With current Mayor Sean Murray having announced at a senior luncheon last month that he would not be seeing a third term, Deputy Mayor Theresa Knickerbocker and former Mayor Alfred Donahue have revealed their intentions to run for the village’s top seat.
For Knickerbocker, a lifelong village resident and property manager, it would be her third election in the last year. She was reelected to the village board last March and narrowly lost her bid to join the Cortlandt Town Board in November.
“When I got involved with the town I did not know Sean would not be running,” Knickerbocker said. “This is a great village. We’ve accomplished a lot the last four years and I want to keep moving the village forward. There’s a lot of challenges coming up and I think I can handle all of them. I have the most experience.”

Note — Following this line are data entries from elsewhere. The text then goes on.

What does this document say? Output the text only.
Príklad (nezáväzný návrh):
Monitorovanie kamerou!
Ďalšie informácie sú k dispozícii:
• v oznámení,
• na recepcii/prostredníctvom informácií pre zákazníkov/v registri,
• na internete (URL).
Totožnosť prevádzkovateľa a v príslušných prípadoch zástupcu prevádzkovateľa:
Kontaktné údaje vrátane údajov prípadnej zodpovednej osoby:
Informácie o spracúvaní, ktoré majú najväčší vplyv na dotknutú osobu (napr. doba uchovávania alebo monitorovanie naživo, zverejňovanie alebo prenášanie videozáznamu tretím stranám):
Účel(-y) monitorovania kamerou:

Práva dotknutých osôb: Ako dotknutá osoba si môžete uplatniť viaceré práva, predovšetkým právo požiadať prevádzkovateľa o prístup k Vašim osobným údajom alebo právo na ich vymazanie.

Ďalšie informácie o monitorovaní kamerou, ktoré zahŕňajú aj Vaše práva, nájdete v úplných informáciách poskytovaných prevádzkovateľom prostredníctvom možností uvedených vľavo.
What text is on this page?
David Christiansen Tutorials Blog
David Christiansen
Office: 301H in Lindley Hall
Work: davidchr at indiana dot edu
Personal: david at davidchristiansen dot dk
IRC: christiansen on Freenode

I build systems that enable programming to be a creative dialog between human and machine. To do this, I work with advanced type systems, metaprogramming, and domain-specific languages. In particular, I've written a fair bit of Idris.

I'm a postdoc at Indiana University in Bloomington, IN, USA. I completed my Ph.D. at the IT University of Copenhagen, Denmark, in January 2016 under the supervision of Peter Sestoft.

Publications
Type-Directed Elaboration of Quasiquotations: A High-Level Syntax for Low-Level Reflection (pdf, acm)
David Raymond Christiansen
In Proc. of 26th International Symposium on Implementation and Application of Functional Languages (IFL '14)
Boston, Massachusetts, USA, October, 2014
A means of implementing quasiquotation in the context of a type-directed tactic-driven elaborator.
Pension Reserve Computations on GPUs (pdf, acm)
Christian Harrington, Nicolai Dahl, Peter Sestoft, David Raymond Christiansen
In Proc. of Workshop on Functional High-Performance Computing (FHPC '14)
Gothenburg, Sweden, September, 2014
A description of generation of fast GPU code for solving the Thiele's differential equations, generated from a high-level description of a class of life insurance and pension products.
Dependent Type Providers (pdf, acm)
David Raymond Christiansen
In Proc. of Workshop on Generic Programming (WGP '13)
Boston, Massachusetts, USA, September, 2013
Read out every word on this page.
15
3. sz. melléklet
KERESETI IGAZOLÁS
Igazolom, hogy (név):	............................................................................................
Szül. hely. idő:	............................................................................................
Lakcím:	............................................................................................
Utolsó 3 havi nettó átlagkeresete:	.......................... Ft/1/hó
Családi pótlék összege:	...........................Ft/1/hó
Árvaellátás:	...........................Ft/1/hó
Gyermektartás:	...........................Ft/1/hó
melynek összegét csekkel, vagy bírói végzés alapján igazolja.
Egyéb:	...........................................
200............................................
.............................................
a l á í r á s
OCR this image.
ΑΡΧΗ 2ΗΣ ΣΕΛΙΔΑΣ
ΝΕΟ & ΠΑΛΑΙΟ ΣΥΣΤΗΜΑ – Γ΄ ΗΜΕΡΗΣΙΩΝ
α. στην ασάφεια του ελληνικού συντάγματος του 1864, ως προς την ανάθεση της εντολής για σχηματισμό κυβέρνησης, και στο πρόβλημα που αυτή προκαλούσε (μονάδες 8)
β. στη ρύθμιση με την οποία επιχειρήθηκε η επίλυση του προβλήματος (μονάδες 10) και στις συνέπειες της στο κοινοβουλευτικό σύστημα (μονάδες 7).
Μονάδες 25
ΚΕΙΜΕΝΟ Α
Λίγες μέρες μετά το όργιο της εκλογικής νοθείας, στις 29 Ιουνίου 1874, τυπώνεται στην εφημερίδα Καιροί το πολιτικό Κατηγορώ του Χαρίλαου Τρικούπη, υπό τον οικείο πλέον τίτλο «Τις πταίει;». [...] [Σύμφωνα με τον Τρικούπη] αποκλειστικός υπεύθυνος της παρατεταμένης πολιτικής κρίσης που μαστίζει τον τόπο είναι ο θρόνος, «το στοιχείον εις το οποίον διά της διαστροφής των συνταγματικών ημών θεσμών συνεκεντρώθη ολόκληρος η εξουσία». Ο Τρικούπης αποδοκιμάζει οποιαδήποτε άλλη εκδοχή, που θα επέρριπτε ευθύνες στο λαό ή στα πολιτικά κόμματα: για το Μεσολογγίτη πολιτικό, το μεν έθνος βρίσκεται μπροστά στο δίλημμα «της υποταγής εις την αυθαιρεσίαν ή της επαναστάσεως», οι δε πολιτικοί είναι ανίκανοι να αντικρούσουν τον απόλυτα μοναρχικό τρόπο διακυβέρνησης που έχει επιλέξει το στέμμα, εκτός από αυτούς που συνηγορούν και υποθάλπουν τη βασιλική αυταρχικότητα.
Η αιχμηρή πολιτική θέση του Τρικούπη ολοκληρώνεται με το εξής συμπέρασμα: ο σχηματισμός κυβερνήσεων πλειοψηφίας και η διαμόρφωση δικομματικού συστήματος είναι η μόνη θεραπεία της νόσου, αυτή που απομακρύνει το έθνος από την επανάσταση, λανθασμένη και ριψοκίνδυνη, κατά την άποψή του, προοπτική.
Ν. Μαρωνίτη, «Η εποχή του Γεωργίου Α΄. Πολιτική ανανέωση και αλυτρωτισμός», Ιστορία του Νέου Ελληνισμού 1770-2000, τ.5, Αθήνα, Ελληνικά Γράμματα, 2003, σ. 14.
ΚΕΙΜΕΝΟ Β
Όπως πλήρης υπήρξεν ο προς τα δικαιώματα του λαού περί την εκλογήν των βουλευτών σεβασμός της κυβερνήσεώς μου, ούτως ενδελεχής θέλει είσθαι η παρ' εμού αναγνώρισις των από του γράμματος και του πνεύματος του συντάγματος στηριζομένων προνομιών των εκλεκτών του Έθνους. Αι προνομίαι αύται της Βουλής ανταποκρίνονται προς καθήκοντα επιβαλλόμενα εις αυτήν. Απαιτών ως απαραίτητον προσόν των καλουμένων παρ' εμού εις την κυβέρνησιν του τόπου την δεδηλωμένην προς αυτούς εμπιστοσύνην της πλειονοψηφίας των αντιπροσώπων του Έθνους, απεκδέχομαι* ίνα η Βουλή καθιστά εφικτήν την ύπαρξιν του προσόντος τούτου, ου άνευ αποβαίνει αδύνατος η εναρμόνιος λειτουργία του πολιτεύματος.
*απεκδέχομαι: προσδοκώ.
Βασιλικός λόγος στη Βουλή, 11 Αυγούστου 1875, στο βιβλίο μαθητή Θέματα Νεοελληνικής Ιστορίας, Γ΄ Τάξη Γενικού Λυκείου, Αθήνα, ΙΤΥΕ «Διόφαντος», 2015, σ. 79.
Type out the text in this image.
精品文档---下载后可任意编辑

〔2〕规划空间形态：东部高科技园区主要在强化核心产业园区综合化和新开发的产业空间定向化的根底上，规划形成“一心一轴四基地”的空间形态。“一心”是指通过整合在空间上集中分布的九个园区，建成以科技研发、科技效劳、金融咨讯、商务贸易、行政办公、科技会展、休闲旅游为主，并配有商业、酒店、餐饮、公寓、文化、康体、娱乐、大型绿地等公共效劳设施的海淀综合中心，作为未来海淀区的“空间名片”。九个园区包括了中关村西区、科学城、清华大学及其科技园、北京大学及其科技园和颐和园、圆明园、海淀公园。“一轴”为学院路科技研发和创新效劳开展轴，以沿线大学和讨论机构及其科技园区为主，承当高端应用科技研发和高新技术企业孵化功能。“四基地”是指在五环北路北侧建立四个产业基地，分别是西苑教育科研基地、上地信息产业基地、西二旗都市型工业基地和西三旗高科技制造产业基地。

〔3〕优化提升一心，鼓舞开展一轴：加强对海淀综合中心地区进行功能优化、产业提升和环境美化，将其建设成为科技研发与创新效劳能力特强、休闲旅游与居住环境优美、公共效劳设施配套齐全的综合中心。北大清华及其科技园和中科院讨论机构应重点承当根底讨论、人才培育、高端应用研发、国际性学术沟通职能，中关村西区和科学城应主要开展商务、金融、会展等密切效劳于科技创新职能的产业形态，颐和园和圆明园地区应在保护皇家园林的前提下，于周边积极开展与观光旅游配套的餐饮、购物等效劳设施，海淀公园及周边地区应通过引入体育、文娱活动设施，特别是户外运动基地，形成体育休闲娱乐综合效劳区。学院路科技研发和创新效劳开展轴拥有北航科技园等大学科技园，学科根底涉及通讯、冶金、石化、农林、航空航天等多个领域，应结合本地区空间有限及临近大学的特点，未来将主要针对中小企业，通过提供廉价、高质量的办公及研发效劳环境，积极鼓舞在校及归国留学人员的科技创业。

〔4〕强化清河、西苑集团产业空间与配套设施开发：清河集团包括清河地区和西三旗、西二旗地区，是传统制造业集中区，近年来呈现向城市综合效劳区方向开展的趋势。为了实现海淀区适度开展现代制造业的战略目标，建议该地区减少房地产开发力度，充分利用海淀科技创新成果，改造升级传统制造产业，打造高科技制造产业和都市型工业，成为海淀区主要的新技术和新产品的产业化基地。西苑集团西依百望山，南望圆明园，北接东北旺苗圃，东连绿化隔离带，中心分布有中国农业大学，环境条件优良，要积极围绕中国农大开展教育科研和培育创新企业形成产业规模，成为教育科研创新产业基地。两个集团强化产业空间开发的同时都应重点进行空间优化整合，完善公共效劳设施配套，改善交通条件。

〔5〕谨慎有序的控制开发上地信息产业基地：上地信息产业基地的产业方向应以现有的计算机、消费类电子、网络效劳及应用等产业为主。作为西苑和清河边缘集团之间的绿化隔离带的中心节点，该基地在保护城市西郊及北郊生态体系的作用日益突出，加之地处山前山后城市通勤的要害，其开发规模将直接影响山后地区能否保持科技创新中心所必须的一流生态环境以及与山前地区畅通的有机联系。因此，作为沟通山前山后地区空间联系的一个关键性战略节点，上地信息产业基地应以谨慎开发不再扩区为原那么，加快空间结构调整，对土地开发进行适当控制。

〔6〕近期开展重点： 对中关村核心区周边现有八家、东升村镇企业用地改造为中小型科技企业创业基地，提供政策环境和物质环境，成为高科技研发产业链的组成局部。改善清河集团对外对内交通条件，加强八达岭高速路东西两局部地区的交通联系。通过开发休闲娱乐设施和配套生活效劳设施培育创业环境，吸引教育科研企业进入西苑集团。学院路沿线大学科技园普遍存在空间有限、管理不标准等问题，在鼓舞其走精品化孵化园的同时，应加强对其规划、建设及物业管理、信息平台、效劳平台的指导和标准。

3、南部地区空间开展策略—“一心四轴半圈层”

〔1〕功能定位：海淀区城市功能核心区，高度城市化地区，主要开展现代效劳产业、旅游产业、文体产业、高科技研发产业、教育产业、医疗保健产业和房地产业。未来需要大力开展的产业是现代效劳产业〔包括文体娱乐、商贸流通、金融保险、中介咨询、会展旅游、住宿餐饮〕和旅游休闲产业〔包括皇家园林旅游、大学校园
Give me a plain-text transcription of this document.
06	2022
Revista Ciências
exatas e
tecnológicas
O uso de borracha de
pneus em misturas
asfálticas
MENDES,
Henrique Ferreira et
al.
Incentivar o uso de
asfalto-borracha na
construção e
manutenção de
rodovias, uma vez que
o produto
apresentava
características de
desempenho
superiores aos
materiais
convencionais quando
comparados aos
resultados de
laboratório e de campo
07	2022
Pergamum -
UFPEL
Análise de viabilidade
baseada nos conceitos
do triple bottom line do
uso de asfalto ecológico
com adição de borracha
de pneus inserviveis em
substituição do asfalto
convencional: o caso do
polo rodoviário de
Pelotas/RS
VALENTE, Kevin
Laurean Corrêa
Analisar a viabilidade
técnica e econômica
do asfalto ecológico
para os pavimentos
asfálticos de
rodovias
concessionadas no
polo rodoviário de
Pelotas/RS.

Donahue, 78, served 12 years as village mayor from 1986-88, 1994-2002 and 2008-2010 and lost the last two elections to Murray. He has been a regular attendee of village board meetings and has lived in Buchanan since 1964.
“I was wishing Murray would run because of his record. A lot of residents don’t like the condition of the village,” said Donahue, a retired state trooper. “I like the village. I want the village to be separate. This board is sleeping with the Town of Cortlandt. They won’t make a move unless they talk to them. Cortlandt needs us. We don’t need them.”
One of the issues likely to be a hot topic in the campaign is the pilot program with Entergy that expires in June 2015. Both Knickerbocker and Donahue said the current 13-year deal was damaging to Buchanan.
“It definitely hurt the village. At one time, Con Edison (former owner of Indian Point) paid 95% of our taxes. With this pilot you’re looking at 37%,” said Knickerbocker. “The pilot affected not just the village. It affected the school district, it affected the county.”
“The deal stunk. We lost $7.5 million in taxes,” Donahue remarked. “That never should have been done. We took some beating.”
Knickerbocker is a registered Independent, while Donahue is a registered Republican. The Republican and Democratic leaders in the village are scheduled to hold their caucuses on January 27. Also up for election this year are councilmen Richard Funchion and Nicolas Zachary.